I wrote guest columns in November 2022 (“Lack of residencies for new doctors is unconscionable — and fixable”) and November 2023 (“The doctor residency shortage continues to cost lives”) explaining the serious lack of specialists and primary care physicians. Unfortunately, nothing significant has been done to correct this abominable situation.
I read a recent piece calling for an increase in Medicaid reimbursement. That’s a good start but the reimbursements need to be increased across the board. And if we don’t have enough physicians, it won’t help patients, who will still suffer.
What are the ingredients of this perfect storm? Among them are a lack of medical providers, despicable reimbursements to providers and politicians paying little attention to the whole medical environment.
A primary care physician may get an insurance reimbursement as little as $15 for an electrocardiogram. A complete blood count is reimbursed at $7.70. The equipment required for these tests costs thousands and thousands of dollars. There is no control of insurance company reimbursements, which are well below the cost for the doctors providing them.
Why should you care? Independent practices are going extinct. Primary care physicians can’t pay off their student loans so few follow that path.
Have you ever wondered why a procedure done at the hospital is much more expensive than one at a private practice? The public knows this when they see the reimbursements that the providers get. Politicians need to pay attention to their constituents’ suffering. They also need to pay attention to the middle class which is being squeezed to death.
Insurance companies need to be monitored and their reimbursements made public. They need to be held liable for denying
necessary tests and procedures. Many providers don’t even offer the tests anymore as they lose money. This is dangerous and it is bad medicine.
Ironically, we should have the best medicine, given current scientific advances. But technology means nothing if it’s not available to you. What can one do?
Write letters, like myself, and call your local and national representatives. Push the national media to report on this critical shortage. Politicians need to do their job. We can’t pass laws, but they can. They really need to look at what is critical and important to the people they serve, rather than other numerous, and sometimes wasteful expenditures.
Can you imagine the politicians can save a life? Well, they can.
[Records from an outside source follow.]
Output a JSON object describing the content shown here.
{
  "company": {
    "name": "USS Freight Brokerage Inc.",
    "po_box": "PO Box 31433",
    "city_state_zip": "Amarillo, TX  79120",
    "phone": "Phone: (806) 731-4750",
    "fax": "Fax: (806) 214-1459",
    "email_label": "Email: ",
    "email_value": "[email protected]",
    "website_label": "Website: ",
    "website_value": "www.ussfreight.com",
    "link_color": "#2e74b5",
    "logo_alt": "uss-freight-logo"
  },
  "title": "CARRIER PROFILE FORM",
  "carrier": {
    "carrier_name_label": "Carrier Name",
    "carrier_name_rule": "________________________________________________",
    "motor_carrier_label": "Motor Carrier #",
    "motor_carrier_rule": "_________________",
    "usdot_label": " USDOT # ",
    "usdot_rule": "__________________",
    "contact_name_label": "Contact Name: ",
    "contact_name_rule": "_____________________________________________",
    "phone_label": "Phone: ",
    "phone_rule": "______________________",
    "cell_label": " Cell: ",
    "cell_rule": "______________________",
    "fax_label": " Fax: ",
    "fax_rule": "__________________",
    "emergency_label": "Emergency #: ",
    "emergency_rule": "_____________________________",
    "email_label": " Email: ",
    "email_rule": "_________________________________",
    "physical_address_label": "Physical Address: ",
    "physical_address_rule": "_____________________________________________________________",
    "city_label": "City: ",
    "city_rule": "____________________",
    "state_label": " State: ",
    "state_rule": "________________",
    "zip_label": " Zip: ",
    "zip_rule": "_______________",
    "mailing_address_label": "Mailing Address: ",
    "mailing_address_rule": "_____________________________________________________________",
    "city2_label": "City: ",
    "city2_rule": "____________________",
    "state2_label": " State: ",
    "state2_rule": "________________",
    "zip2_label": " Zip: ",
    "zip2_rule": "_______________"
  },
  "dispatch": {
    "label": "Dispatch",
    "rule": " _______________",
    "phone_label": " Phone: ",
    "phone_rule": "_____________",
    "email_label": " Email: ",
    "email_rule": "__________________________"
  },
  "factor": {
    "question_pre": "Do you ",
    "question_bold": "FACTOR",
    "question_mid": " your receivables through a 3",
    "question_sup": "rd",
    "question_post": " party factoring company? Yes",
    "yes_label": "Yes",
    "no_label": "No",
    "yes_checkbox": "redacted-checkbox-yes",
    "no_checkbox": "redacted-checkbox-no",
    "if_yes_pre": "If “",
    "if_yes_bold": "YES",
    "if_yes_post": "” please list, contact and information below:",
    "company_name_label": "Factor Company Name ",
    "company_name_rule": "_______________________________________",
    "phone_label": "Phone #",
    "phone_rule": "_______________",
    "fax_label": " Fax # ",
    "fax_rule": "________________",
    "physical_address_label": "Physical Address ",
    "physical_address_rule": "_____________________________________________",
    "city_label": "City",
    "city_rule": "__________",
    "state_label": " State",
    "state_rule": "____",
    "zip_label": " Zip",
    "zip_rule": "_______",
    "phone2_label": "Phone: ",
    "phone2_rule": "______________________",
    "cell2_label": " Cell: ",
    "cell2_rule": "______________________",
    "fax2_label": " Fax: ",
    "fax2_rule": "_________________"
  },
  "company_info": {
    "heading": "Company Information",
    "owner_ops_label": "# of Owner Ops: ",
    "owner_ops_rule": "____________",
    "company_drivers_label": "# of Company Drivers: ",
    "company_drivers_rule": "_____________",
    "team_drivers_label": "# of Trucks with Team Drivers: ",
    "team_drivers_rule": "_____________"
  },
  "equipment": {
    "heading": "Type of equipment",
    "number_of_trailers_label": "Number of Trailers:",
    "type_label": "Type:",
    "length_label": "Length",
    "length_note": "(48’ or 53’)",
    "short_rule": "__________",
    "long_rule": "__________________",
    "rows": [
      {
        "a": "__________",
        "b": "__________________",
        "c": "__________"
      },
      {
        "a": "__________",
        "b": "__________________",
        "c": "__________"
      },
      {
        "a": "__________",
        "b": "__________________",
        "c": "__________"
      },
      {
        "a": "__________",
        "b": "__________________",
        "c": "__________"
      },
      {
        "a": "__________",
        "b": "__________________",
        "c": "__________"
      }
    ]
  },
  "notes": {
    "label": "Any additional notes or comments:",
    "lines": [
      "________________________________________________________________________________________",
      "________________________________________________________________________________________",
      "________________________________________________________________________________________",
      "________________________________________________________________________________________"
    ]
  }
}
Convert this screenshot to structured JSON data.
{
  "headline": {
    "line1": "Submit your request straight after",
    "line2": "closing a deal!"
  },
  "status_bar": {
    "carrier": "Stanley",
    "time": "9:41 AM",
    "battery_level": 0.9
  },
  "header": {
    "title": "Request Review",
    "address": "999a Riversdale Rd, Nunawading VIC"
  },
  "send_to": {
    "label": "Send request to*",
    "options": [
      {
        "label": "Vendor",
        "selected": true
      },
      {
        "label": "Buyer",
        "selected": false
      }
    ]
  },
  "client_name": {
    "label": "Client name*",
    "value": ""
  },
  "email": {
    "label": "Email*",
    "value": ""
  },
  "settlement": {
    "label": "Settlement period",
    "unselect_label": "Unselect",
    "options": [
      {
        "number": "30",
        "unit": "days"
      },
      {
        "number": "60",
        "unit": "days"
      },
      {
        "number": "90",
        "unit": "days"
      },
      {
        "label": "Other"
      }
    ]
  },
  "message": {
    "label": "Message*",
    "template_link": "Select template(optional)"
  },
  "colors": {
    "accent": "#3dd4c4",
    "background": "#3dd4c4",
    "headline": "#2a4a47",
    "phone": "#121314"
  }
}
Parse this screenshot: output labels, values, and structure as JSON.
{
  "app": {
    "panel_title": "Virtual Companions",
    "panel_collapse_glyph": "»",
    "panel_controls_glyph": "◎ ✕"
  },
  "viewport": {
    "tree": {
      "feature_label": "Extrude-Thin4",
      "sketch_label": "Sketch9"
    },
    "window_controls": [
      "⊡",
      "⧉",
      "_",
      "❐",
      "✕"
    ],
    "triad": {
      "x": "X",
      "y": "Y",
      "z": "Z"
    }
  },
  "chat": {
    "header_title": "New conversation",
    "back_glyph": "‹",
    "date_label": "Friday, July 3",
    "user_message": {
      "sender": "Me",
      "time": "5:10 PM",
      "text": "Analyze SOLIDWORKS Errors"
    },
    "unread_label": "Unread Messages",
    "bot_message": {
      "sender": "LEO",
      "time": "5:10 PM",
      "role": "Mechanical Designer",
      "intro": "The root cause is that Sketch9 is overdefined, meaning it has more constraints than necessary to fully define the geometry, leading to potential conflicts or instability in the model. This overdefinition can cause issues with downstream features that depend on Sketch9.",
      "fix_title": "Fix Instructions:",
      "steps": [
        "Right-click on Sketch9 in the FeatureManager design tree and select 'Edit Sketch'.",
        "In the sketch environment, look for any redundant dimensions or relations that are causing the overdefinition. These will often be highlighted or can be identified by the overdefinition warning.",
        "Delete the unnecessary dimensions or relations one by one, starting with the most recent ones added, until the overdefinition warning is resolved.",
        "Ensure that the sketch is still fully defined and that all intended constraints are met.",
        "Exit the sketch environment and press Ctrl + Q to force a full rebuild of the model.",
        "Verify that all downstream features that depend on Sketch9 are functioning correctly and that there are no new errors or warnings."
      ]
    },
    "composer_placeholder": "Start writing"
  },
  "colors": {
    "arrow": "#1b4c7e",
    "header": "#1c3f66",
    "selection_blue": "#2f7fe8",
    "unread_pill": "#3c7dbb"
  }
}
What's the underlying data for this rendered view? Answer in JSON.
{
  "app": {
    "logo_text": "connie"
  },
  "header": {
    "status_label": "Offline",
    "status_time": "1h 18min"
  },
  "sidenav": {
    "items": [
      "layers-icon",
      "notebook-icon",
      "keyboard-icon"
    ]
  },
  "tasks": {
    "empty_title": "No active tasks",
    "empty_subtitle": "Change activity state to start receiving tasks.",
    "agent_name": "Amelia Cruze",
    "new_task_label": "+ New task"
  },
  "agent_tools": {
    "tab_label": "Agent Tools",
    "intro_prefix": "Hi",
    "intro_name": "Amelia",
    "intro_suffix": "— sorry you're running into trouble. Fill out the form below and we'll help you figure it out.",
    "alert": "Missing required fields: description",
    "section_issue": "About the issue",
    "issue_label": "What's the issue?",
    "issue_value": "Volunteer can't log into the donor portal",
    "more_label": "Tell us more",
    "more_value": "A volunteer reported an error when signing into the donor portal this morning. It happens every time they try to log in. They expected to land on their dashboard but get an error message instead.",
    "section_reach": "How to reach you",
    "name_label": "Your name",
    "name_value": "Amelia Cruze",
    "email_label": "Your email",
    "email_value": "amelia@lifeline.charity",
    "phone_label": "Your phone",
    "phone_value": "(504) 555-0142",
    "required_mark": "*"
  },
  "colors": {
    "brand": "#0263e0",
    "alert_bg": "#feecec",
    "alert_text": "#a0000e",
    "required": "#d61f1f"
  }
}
The federal government needs to fund 10,000-15,000 more residencies to produce thousands of additional primary care physicians and specialists. The state can allow qualified associate doctors who have an M.D. degree and have passed their boards to practice with another M.D. while waiting for a residency position to open. Several states have done this already, but not Virginia.
In addition, if corporations or people want to limit or control your health care, then they should accept the same liability that the physicians do. Some coverage decisions about your medications and diagnostic tests (such as stress tests or CAT scans) are made with impunity. If an outside authority can deny you good medical care without even seeing you, then they need to have liability. Wake up and smell the betadine.